If you want to go braless, make sure you do it right
To bra or not to bra…
Contrary to popular belief, you are not breaking some sort of law if you go out in public braless.
While many of us like the comforts of our trusty bra, there are occasions where they are not needed and just don’t look right. Or you might find no bra is more comfortable, and there is no reason why you should wear one at all if you don’t want to.
Nine times out of 10 nobody can even tell if your tatas are lopsided, or one nipple pokes east and the other west. For starters, backless dresses and low plunge necklines are the most acceptable occasion to liberate yourself and go bra-free.
Heed our warning, these backless dresses may look sexy, but whether it’s the Gap beige t-shirt bra or Victoria’s Secret you wear for everything else, it has to be abandoned in order to pull this look off. If you don’t, your bulky brassiere will poke out of your saucy garment like a sore, unwelcome thumb, and ladies this isn’t the look you’re going for.
As many of you will already know, if you’re above a C cup, once you unleash your bazongers on a night out, it involves an extensive risk-assessment: nip-slips, side-boobs, boobs falling out, and an uncomfortable double sided tape procedure (which may not do its job). But all these precautions are worth it, why shouldn’t your boobs be free?
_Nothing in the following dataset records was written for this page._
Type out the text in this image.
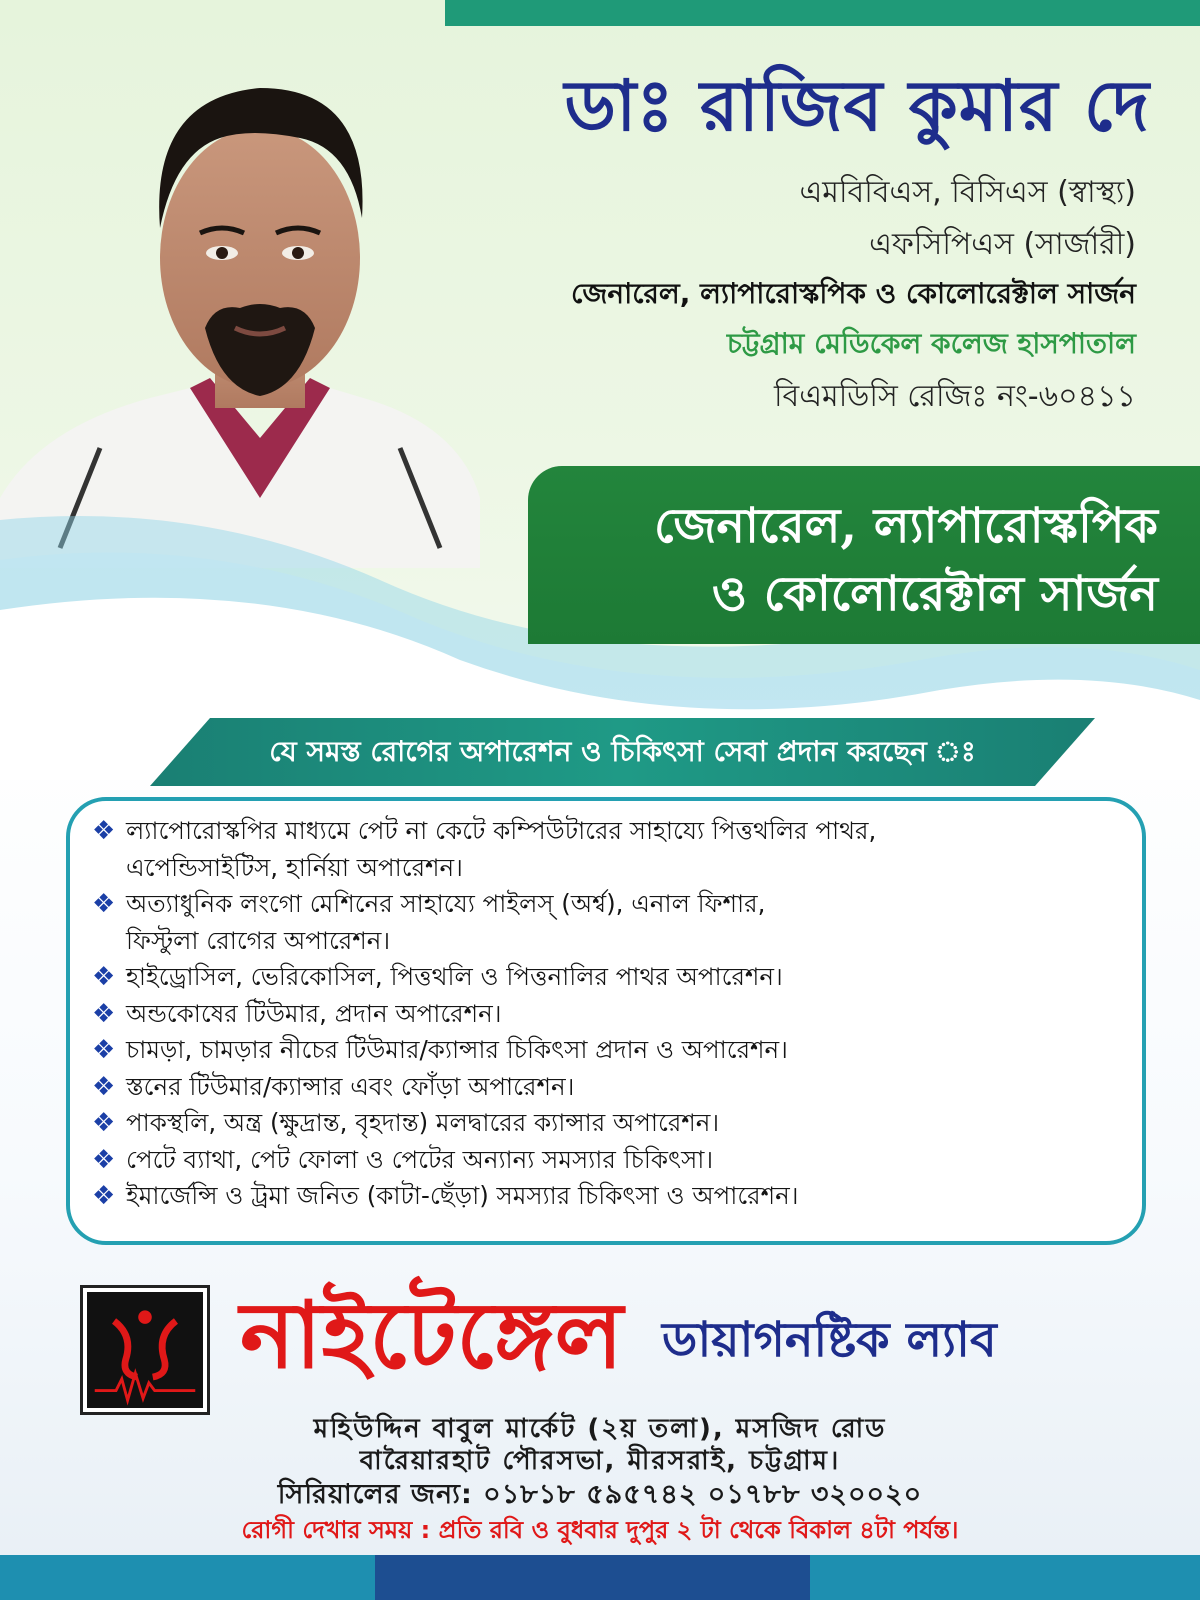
ডাঃ রাজিব কুমার দে

এমবিবিএস, বিসিএস (স্বাস্থ্য)

এফসিপিএস (সার্জারী)

জেনারেল, ল্যাপারোস্কপিক ও কোলোরেক্টাল সার্জন

চট্টগ্রাম মেডিকেল কলেজ হাসপাতাল

বিএমডিসি রেজিঃ নং-৬০৪১১

জেনারেল, ল্যাপারোস্কপিক
ও কোলোরেক্টাল সার্জন
যে সমস্ত রোগের অপারেশন ও চিকিৎসা সেবা প্রদান করছেন ঃ
❖ ল্যাপোরোস্কপির মাধ্যমে পেট না কেটে কম্পিউটারের সাহায্যে পিত্তথলির পাথর,
এপেন্ডিসাইটিস, হার্নিয়া অপারেশন।
❖ অত্যাধুনিক লংগো মেশিনের সাহায্যে পাইলস্ (অর্শ্ব), এনাল ফিশার,
ফিস্টুলা রোগের অপারেশন।
❖ হাইড্রোসিল, ভেরিকোসিল, পিত্তথলি ও পিত্তনালির পাথর অপারেশন।
❖ অন্ডকোষের টিউমার, প্রদান অপারেশন।
❖ চামড়া, চামড়ার নীচের টিউমার/ক্যান্সার চিকিৎসা প্রদান ও অপারেশন।
❖ স্তনের টিউমার/ক্যান্সার এবং ফোঁড়া অপারেশন।
❖ পাকস্থলি, অন্ত্র (ক্ষুদ্রান্ত, বৃহদান্ত) মলদ্বারের ক্যান্সার অপারেশন।
❖ পেটে ব্যাথা, পেট ফোলা ও পেটের অন্যান্য সমস্যার চিকিৎসা।
❖ ইমার্জেন্সি ও ট্রমা জনিত (কাটা-ছেঁড়া) সমস্যার চিকিৎসা ও অপারেশন।
নাইটেঙ্গেল ডায়াগনষ্টিক ল্যাব

মহিউদ্দিন বাবুল মার্কেট (২য় তলা), মসজিদ রোড

বারৈয়ারহাট পৌরসভা, মীরসরাই, চট্টগ্রাম।

সিরিয়ালের জন্য: ০১৮১৮ ৫৯৫৭৪২ ০১৭৮৮ ৩২০০২০

রোগী দেখার সময় : প্রতি রবি ও বুধবার দুপুর ২ টা থেকে বিকাল ৪টা পর্যন্ত।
If you refuse to wear a bra because you’re a fiery feminist, that’s completely OK. People are surprisingly nonchalant about the whole affair. But do watch out for erect nipples: there’s no escaping them and you will be stared at. But if Jennifer Aniston can work it in Friends, so can you.
And don’t pretend like you’ve never just stuck a hoodie on over your pyjamas to hobble into a lecture, or nip to the shop. But such techniques shouldn’t end there – embrace the trend and let them roam free all day long.
If you want to go without just because you like it, go for it. But we do recommend a back-up jacket just in case you find yourself in a scenario a little more risky than risqué. Vest tops are to be avoided if you’re lacking in the bra department, just because of the nipple erection scenario. The only way you can get away with this one is if you’re stuck in a 90s time warp – a decade which suffered a widespread lack of bras.
Now this one might not seem obvious at first, but silky and lightweight materials will betray you and your melons. They’re loose and they float and flop. Just think what happens when you bend over? Anything – anything – could happen. It’s a straight hell to the no: the risks outweigh the positives by a long shot.
And do not, under any circumstance, wear a white shirt without your bra. It’s irrelevant if the percentage chance of rain is 95 per cent or 15 per cent, there’s still a chance which means see-through shirt for you. Darker colours please.
Who’s to say you can’t go braless everyday? But whatever you do, don’t go braless to an interview. Just keep your wits about you girls.